Ciudad de México, a 20 de junio de 2026. — En una reciente entrevista con el medio Axios, el presidente de Estados Unidos, Donald Trump, volvió a tensar las relaciones internacionales al sugerir que una operación militar contra Cuba sería una acción sencilla de ejecutar, comparándola con las intervenciones previas en Venezuela e Irán.
Al ser cuestionado sobre una posible intervención armada, el mandatario estadounidense calificó la operación como «un juego de niños», argumentando que la cercanía geográfica de la isla facilita dicha acción en comparación con otros escenarios globales. Trump, quien reivindicó la gestión actual de su administración sobre Venezuela, señaló que, aunque Cuba carece de los recursos petroleros que motivaron otros intereses estratégicos, la isla representa un objetivo de valor por sus condiciones costeras y terrenos.
El presidente anunció además que delegará las gestiones diplomáticas sobre el caso cubano al secretario de Estado, Marco Rubio, afirmando que existe una disposición al diálogo por parte de la isla, mientras resaltó su respaldo electoral entre la comunidad cubano-estadounidense.
La postura de Washington no se limita a las declaraciones de su titular; el Departamento de Estado desestimó las recientes reformas de mercado en Cuba, calificándolas de «señales de humo superficiales» y tardías.
En contraste, la Unión Europea aprobó una resolución que exige sanciones contra el presidente Miguel Díaz-Canel y dirigentes del conglomerado militar Gaesa, citando políticas de represión. Ante esto, el canciller cubano, Bruno Rodríguez, criticó severamente al Parlamento Europeo, acusándolo de alinearse a la narrativa estadounidense y de ignorar la soberanía europea frente a la injerencia externa.
Mientras el escenario geopolítico se agrava, la realidad interna en Cuba presenta un contraste complejo:
Algunos sectores ciudadanos han recibido con optimismo las reformas de libre mercado.

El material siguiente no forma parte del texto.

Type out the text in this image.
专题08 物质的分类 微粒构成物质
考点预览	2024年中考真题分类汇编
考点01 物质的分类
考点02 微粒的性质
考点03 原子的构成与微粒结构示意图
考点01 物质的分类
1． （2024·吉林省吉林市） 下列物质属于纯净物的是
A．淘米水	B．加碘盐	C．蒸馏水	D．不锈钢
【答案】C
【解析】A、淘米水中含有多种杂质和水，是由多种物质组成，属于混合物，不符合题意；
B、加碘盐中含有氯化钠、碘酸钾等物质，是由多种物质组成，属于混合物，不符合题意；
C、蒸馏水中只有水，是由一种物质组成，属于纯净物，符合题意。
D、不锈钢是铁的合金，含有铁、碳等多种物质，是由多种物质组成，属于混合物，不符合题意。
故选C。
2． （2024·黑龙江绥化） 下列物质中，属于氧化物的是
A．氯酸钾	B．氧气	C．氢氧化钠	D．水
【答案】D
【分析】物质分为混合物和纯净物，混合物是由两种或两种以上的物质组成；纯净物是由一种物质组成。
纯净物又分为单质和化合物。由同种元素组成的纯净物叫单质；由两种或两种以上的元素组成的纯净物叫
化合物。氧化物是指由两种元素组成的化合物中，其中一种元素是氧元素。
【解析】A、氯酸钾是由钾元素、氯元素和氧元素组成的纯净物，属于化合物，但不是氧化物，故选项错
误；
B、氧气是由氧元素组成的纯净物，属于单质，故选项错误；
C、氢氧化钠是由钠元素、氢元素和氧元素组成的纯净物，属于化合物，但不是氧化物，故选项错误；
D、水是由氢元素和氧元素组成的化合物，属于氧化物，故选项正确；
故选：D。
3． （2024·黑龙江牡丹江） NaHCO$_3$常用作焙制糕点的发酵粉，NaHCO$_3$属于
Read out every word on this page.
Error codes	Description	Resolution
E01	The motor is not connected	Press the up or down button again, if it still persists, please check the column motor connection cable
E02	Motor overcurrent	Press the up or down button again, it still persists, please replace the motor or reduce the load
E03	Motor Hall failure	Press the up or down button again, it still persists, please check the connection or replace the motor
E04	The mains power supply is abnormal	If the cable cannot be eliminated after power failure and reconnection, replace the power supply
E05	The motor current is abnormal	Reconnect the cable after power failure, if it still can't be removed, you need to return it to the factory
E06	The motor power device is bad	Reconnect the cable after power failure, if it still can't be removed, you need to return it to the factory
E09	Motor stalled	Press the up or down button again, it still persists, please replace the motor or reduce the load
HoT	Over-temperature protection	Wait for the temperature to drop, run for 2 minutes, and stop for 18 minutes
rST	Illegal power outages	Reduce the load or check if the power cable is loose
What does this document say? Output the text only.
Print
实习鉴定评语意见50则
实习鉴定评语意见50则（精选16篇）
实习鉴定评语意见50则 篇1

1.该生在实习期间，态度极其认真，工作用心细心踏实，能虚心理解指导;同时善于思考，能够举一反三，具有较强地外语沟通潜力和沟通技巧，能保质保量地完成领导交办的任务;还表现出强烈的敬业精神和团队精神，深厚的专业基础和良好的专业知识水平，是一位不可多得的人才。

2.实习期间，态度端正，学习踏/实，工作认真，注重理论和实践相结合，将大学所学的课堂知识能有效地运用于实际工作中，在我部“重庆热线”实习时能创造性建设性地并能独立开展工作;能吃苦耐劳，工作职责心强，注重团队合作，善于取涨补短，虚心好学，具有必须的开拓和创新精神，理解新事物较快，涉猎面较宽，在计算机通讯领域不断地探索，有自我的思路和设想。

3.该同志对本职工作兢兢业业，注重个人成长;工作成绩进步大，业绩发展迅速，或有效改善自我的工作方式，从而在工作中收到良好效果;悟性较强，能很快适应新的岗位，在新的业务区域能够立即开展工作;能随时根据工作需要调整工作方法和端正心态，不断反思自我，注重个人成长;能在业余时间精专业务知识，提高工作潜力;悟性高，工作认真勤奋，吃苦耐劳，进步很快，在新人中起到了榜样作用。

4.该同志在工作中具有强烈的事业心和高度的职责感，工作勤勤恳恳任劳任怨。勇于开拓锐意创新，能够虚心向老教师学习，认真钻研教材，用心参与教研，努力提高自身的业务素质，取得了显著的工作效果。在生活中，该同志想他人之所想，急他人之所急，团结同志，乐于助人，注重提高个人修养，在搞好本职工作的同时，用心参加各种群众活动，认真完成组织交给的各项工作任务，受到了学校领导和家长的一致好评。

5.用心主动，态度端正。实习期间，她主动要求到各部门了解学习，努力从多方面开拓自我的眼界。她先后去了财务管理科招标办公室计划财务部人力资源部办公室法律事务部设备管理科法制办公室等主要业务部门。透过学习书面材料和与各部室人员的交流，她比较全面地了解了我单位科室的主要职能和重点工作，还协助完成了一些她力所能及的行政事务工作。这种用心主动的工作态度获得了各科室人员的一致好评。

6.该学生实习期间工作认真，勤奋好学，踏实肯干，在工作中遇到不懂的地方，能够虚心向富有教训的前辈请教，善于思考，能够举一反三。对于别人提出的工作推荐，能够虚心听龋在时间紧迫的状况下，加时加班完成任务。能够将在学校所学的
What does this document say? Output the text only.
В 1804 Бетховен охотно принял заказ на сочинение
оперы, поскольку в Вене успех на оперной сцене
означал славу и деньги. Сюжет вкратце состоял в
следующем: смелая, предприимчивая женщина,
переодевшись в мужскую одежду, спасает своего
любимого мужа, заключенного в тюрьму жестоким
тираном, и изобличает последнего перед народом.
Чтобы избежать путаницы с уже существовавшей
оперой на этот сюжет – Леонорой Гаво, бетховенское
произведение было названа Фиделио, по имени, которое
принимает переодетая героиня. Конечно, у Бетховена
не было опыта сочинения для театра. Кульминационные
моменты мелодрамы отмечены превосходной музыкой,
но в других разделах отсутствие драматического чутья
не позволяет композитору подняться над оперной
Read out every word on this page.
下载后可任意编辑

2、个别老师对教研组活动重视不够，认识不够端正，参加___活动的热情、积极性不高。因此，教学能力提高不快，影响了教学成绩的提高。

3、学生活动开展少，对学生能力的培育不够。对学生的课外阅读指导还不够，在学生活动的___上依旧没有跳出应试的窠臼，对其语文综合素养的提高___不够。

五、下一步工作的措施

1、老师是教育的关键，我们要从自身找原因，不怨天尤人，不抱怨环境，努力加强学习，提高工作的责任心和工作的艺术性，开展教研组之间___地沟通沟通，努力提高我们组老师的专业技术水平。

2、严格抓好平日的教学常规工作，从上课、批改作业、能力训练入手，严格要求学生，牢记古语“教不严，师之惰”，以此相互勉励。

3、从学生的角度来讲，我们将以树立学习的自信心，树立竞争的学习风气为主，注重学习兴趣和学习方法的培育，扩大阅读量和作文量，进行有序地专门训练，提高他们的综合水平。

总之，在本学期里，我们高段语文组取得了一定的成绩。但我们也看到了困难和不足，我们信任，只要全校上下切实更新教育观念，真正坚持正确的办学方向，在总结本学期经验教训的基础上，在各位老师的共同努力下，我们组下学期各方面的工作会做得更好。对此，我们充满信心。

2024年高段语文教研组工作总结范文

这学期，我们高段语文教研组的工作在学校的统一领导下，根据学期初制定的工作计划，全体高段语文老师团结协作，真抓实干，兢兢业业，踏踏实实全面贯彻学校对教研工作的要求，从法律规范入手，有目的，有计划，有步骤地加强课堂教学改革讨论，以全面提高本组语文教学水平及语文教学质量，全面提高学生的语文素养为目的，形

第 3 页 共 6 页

Emprendedores locales y ciudadanos ven estas medidas como una oportunidad para transitar hacia un «socialismo más abierto», similar al modelo chino.
Paralelamente, el gobierno cubano reconoció que la crisis energética persiste. Los apagones prolongados continuarán debido a la escasez de combustible y a las reparaciones técnicas en la termoeléctrica Antonio Guiteras, la más importante del país.
Investigadores como Lee Schlenker, del Instituto Quincy, advierten que cualquier reforma en la isla tendrá un impacto real y limitado únicamente si se acompaña de un levantamiento gradual de las sanciones impuestas por Estados Unidos.
La situación pone en evidencia una encrucijada crítica para Cuba: la presión externa de Washington, el distanciamiento diplomático de Europa y una severa crisis de infraestructura interna que pone a prueba la viabilidad del actual modelo gubernamental.